When it ends, the U.S. Fish and Wildlife Service will take the comments and create a new draft. The plan is to present the new draft in the spring of 2012. That will follow more public comment over the summer. The final draft would then be presented in the fall of 2012.

Until that final draft, boating at Lake Lowell will stay the same, meaning no changes this summer.

Three of Idaho's congressional leaders also weigh in on these proposed changes.

Here are the entire statements from Senators Mike Crapo and Jim Risch, as well as Congressman Raul Labrador.

Senator Mike Crapo

Lake Lowell has a one-hundred year track record of outstanding performance when it comes to wildlife protection, and use by recreationalists, sportsmen, irrigators and a host of multiple user groups, said Crapo. While I will review this latest proposal from the agency in depth, I encourage the public to again weigh in and I pledge that I will continue to work with citizens, local leaders and my Delegation partners and the agency to help craft a permanent solution.

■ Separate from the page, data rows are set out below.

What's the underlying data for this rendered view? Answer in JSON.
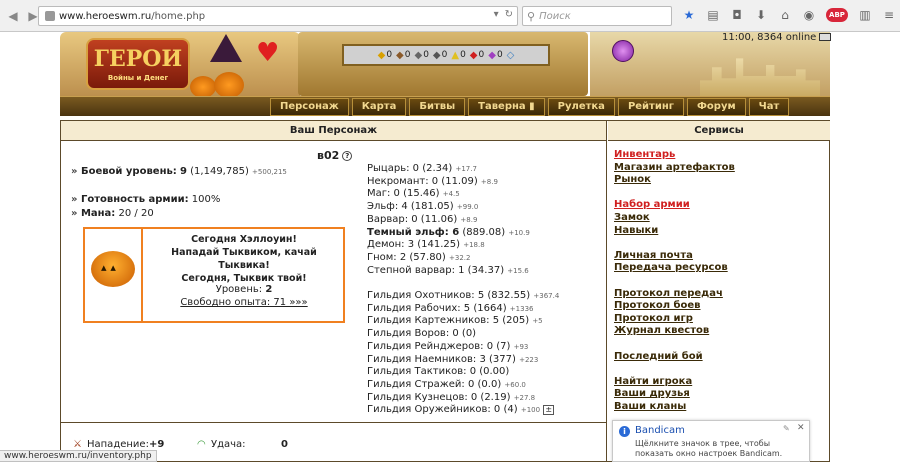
{
  "browser": {
    "url_domain": "www.heroeswm.ru",
    "url_path": "/home.php",
    "search_placeholder": "Поиск"
  },
  "header": {
    "logo_text": "ГЕРОИ",
    "logo_sub": "Войны и Денег",
    "clock": "11:00, 8364 online",
    "resources": [
      "0",
      "0",
      "0",
      "0",
      "0",
      "0",
      "0"
    ],
    "menu": [
      "Персонаж",
      "Карта",
      "Битвы",
      "Таверна",
      "Рулетка",
      "Рейтинг",
      "Форум",
      "Чат"
    ]
  },
  "left": {
    "title": "Ваш Персонаж",
    "char_name": "в02",
    "combat_label": "Боевой уровень:",
    "combat_level": "9",
    "combat_exp": "(1,149,785)",
    "combat_exp_small": "+500,215",
    "army_label": "Готовность армии:",
    "army_value": "100%",
    "mana_label": "Мана:",
    "mana_value": "20 / 20",
    "halloween": {
      "line1": "Сегодня Хэллоуин!",
      "line2": "Нападай Тыквиком, качай Тыквика!",
      "line3": "Сегодня, Тыквик твой!",
      "level_label": "Уровень:",
      "level_value": "2",
      "free_exp": "Свободно опыта: 71 »»»"
    },
    "factions": [
      {
        "text": "Рыцарь: 0 (2.34)",
        "small": "+17.7"
      },
      {
        "text": "Некромант: 0 (11.09)",
        "small": "+8.9"
      },
      {
        "text": "Маг: 0 (15.46)",
        "small": "+4.5"
      },
      {
        "text": "Эльф: 4 (181.05)",
        "small": "+99.0"
      },
      {
        "text": "Варвар: 0 (11.06)",
        "small": "+8.9"
      },
      {
        "text_bold": "Темный эльф: 6",
        "text": " (889.08)",
        "small": "+10.9"
      },
      {
        "text": "Демон: 3 (141.25)",
        "small": "+18.8"
      },
      {
        "text": "Гном: 2 (57.80)",
        "small": "+32.2"
      },
      {
        "text": "Степной варвар: 1 (34.37)",
        "small": "+15.6"
      }
    ],
    "guilds": [
      {
        "text": "Гильдия Охотников: 5 (832.55)",
        "small": "+367.4"
      },
      {
        "text": "Гильдия Рабочих: 5 (1664)",
        "small": "+1336"
      },
      {
        "text": "Гильдия Картежников: 5 (205)",
        "small": "+5"
      },
      {
        "text": "Гильдия Воров: 0 (0)",
        "small": ""
      },
      {
        "text": "Гильдия Рейнджеров: 0 (7)",
        "small": "+93"
      },
      {
        "text": "Гильдия Наемников: 3 (377)",
        "small": "+223"
      },
      {
        "text": "Гильдия Тактиков: 0 (0.00)",
        "small": ""
      },
      {
        "text": "Гильдия Стражей: 0 (0.0)",
        "small": "+60.0"
      },
      {
        "text": "Гильдия Кузнецов: 0 (2.19)",
        "small": "+27.8"
      },
      {
        "text": "Гильдия Оружейников: 0 (4)",
        "small": "+100"
      }
    ],
    "bottom": {
      "attack_label": "Нападение:",
      "attack_value": "+9",
      "luck_label": "Удача:",
      "luck_value": "0"
    }
  },
  "right": {
    "title": "Сервисы",
    "group1": [
      "Инвентарь",
      "Магазин артефактов",
      "Рынок"
    ],
    "group2": [
      "Набор армии",
      "Замок",
      "Навыки"
    ],
    "group3": [
      "Личная почта",
      "Передача ресурсов"
    ],
    "group4": [
      "Протокол передач",
      "Протокол боев",
      "Протокол игр",
      "Журнал квестов"
    ],
    "group5": [
      "Последний бой"
    ],
    "group6": [
      "Найти игрока",
      "Ваши друзья",
      "Ваши кланы"
    ]
  },
  "statusbar": "www.heroeswm.ru/inventory.php",
  "popup": {
    "title": "Bandicam",
    "body": "Щёлкните значок в трее, чтобы показать окно настроек Bandicam."
  }
}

I am disappointed with today's announcement because it appears this may be a case of the U.S. Fish and Wildlife Service proposing a solution that is in search of a problem. My feeling can be generally categorized as 'if it isn't broken, don't fix it.' Based on this preliminary recommendation, it appears that the agency may simply be satisfying a bureaucratic requirement that ignores the facts on the ground.

Senator Jim Risch

When Deer Flat NWR was created more than 100 years ago it was originally a refuge, said Risch. However, it use has changed drastically over the last century and today the community successfully balances the needs of all users and recreational use has expanded greatly. The Fish and Wildlife Service needs to recognize that reality.

I am particularly disappointed that FWS made a decision to ratchet back the recreational use enjoyed by so many people in Canyon County over the years. It is critical that the FWS reevaluate its proposals so that it maintains recreational use at least at current levels.

Congressman Raul Labrador

I am disappointed in the proposed alternatives from the U.S. Fish and Wildlife Service for the future uses of Lake Lowell because they all, in one form or another, further restrict long established uses without specific scientific basis, said Labrador.

Local government, particularly the Idaho Department of Fish & Game and the Canyon County Commission, have a long and admirable track record of managing the lake and protecting the wildlife that uses the lake as a refuge.

These new proposals totally ignore this and are completely unacceptable to me. I will be consulting with my Delegation colleagues on whatever steps we can take to ensure these draft proposals go nowhere except into the dust heap of history.